Consistency can be ensured despite lazy propagation by directing all updates to a primary copy of the data item, and employing an appropriate concurrency-control protocol. The process of directing all updates to a primary copy of the data item is referred to as the lazy-master approach to update regulation in J. Gray, P. Helland, P. O'Neil and D. Shasha, "The Dangers of Replication and a Solution," Proceedings of ACM-SIGMOD 1996 International Conference on Management of Data, Montreal, Quebec, pp. 173-182, 1996, which is incorporated by reference herein. Unfortunately, these and other previous techniques for managing transaction updates in accordance with the lazy-master approach either fail to guarantee consistency, or are subject to a prohibitive number of deadlocks, or both.
Conventional lazy propagation techniques may also cause an update transaction to read "old" replicas of some data items, resulting in an execution that generates an inconsistent database state. The problem may be alleviated to some extent by augmenting the above-noted lazy-master approach with restrictions on how the primary copies of data items are selected, as described in P. Chundi, D. J. Rosenkrantz and S. S. Ravi, "Deferred Updates and Data Placement in Distributed Databases," Proceedings of the Twelfth International Conference on Data Engineering, New Orleans, La., 1996, which is incorporated by reference herein. However, the resulting update propagation remains unduly susceptible to deadlocks and therefore is unsuitable for use in applications such as large-scale distributed systems with mobile computers.

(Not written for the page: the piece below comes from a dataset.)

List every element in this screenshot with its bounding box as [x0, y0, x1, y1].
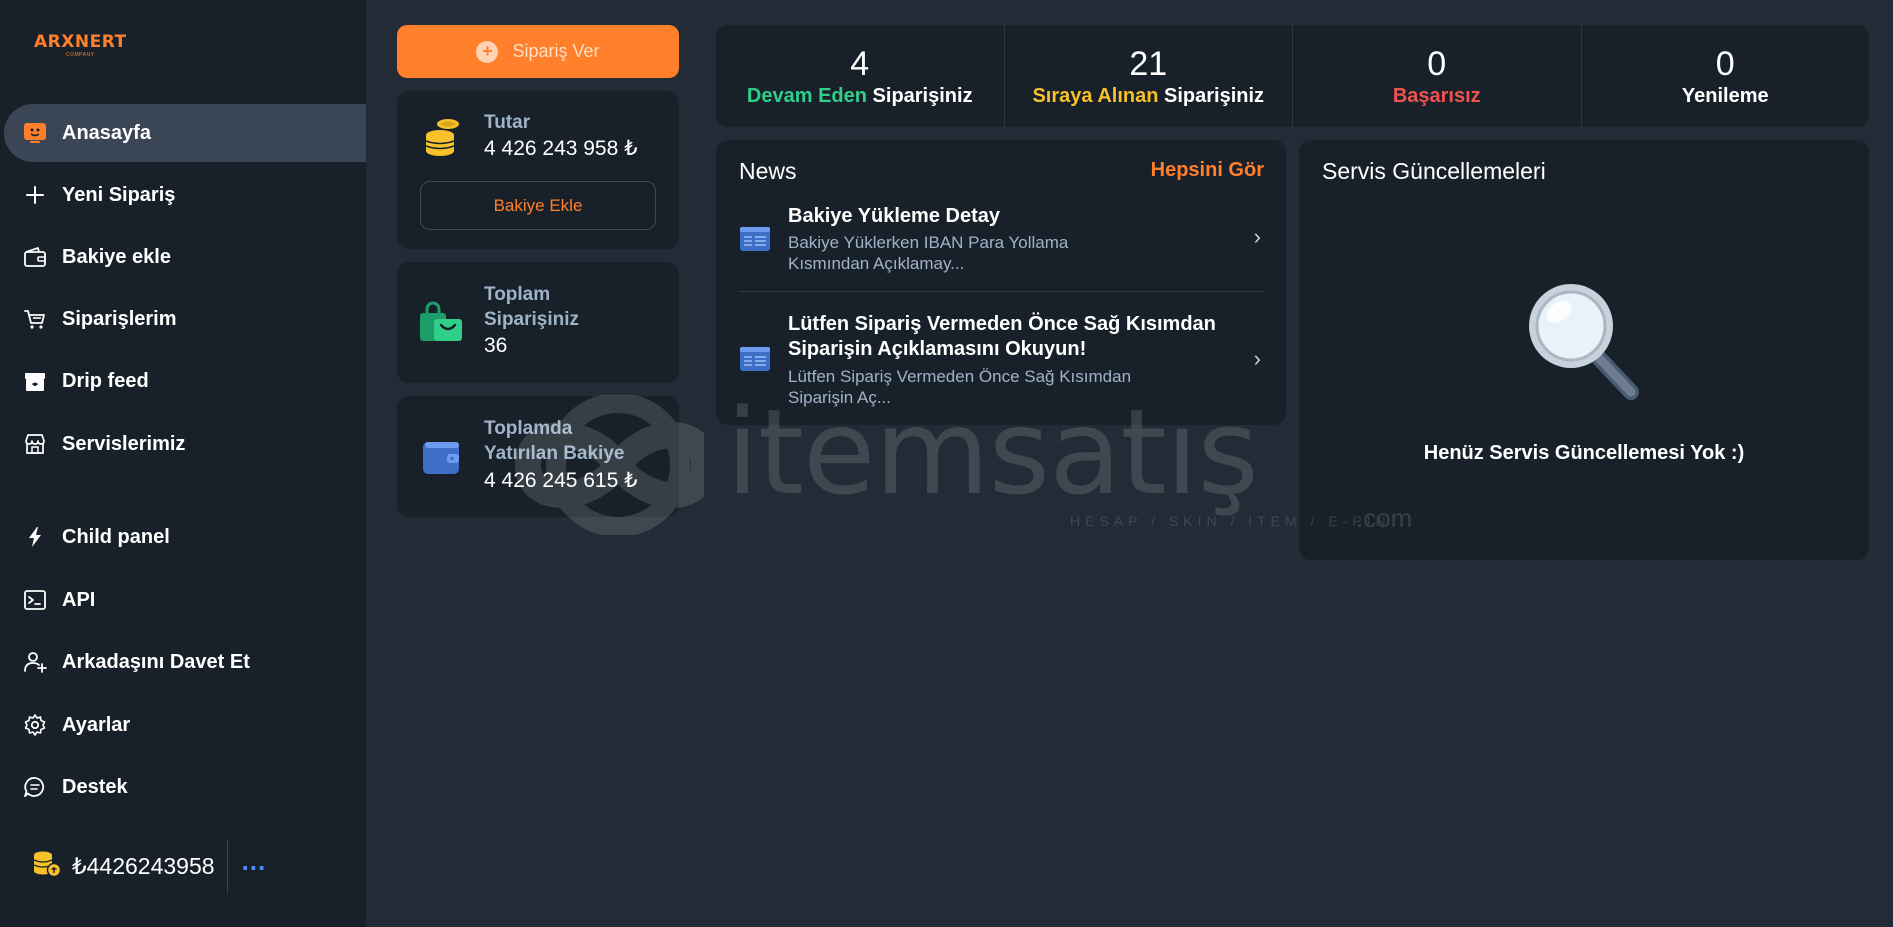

An improved set of update propagation techniques which can guarantee global serializability is described in U.S. patent application Ser. No. 08/843,196 of Yuri Breitbart and Henry F. Korth, filed Apr. 14, 1997 and entitled "Method and System for Managing Replicated Data with Enhanced Consistency and Concurrency," which is incorporated by reference herein. These techniques significantly reduce communication overhead and the probability of distributed deadlock. Although these techniques provide substantial advantages over the other techniques noted above, it would nonetheless be desirable in many database management applications to provide further reductions in communication overhead as well as additional performance improvements.